Do we need LACP and UDLD?

The Nexus-focused Packet Pushers were discussing a great question during Cisco Nexus Deep Dive part 2 podcast: do we need LACP on top of UDLD?

Short answer: absolutely.

LACP and UDLD serve two different functions:

  • UDLD detects physical link errors and byzantine failures (example: unidirectional fiber link);
  • LACP manages the link aggregation groups (LAG, aka port channel) and detects LAG configuration and wiring errors.

Example: LACP can detect a miswired port channel connected to multiple physical switches (that’s why we need MLAG). UDLD can’t do that.
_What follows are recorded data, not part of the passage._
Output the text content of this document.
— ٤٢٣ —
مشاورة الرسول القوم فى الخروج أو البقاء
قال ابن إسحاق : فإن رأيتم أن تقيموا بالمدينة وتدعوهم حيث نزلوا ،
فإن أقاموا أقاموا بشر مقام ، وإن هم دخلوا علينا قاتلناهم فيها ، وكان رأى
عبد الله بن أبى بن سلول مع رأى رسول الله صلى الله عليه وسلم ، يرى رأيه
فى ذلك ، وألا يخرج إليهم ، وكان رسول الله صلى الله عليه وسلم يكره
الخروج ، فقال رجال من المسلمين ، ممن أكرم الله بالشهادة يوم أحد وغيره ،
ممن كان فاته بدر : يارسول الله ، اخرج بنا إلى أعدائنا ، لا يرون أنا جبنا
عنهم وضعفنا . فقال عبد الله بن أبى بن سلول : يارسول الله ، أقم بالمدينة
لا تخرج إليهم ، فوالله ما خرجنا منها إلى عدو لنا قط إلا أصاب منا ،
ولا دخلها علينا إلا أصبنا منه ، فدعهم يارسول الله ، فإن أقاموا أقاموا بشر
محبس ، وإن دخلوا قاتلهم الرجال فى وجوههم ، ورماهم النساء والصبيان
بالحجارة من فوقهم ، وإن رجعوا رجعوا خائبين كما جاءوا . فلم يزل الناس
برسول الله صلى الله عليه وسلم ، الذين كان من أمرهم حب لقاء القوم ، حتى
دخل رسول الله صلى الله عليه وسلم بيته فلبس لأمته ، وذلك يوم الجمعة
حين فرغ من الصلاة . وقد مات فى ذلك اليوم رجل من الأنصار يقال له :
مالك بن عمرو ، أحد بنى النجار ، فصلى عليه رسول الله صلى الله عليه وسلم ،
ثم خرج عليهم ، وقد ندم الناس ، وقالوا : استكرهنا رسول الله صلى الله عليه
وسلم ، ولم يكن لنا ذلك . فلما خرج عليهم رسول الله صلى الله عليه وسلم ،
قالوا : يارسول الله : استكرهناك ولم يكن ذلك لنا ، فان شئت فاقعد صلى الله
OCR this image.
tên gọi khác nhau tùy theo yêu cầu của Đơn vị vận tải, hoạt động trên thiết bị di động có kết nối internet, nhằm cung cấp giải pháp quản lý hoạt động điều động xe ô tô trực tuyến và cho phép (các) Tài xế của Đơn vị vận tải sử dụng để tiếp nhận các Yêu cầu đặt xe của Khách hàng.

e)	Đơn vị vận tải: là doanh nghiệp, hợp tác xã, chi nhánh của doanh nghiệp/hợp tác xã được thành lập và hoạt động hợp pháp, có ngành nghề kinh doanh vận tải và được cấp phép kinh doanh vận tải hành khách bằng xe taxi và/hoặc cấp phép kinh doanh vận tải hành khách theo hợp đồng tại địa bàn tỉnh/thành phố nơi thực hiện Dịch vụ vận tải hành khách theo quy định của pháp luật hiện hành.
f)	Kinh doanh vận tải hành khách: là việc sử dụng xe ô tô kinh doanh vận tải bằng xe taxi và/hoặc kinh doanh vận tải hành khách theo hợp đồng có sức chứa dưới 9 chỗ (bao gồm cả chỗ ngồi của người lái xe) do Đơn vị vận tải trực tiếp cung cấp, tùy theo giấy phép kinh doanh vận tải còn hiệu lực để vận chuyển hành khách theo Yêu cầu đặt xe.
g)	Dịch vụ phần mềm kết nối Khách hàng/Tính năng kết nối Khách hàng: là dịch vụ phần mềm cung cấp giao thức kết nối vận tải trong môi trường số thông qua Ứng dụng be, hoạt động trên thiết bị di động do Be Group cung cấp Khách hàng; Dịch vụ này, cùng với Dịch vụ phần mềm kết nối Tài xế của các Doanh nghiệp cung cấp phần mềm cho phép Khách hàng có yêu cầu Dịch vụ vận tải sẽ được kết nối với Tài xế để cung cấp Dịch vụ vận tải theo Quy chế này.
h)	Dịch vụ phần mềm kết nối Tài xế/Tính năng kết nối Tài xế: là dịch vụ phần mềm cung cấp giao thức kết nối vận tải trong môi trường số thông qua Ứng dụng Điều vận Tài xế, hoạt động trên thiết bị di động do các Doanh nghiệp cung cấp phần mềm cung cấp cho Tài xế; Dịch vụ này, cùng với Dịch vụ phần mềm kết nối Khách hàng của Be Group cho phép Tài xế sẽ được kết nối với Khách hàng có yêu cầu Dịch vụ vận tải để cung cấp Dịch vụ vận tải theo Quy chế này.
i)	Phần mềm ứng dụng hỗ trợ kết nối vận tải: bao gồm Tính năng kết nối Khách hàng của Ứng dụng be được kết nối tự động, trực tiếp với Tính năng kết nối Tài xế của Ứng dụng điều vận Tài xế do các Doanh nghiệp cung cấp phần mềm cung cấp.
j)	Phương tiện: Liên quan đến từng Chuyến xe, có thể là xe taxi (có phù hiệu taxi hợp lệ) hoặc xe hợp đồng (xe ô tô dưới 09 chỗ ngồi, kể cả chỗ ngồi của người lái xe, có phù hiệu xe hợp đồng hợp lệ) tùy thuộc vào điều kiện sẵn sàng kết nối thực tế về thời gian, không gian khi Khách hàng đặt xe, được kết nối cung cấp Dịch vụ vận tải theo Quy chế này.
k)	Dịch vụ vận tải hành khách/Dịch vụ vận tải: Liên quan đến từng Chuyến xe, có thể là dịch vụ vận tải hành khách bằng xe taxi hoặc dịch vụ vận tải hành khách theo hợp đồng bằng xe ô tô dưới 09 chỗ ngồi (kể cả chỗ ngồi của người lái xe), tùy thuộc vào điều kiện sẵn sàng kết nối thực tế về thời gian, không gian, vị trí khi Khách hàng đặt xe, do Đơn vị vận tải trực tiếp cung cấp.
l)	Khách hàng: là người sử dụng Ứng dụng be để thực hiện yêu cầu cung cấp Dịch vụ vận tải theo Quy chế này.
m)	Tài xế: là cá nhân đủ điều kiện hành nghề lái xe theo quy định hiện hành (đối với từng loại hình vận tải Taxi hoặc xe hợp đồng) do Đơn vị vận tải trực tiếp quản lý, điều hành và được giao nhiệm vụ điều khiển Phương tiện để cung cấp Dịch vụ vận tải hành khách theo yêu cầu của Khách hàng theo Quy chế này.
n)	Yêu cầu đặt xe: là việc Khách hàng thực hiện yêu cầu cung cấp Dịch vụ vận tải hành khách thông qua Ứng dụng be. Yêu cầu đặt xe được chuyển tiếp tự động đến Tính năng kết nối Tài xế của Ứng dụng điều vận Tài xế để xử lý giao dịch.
LACP is thus mandatory in a robust network using link aggregation (and after years of yammering, it finally works in vSphere 5.1).

Unfortunately, you can’t tune the LACP timers or timeout values. The 802.1AX standard defines two timer values: short timer (1 second) or long timer (default, 30 seconds) with corresponding timeouts being 3 seconds or 90 seconds.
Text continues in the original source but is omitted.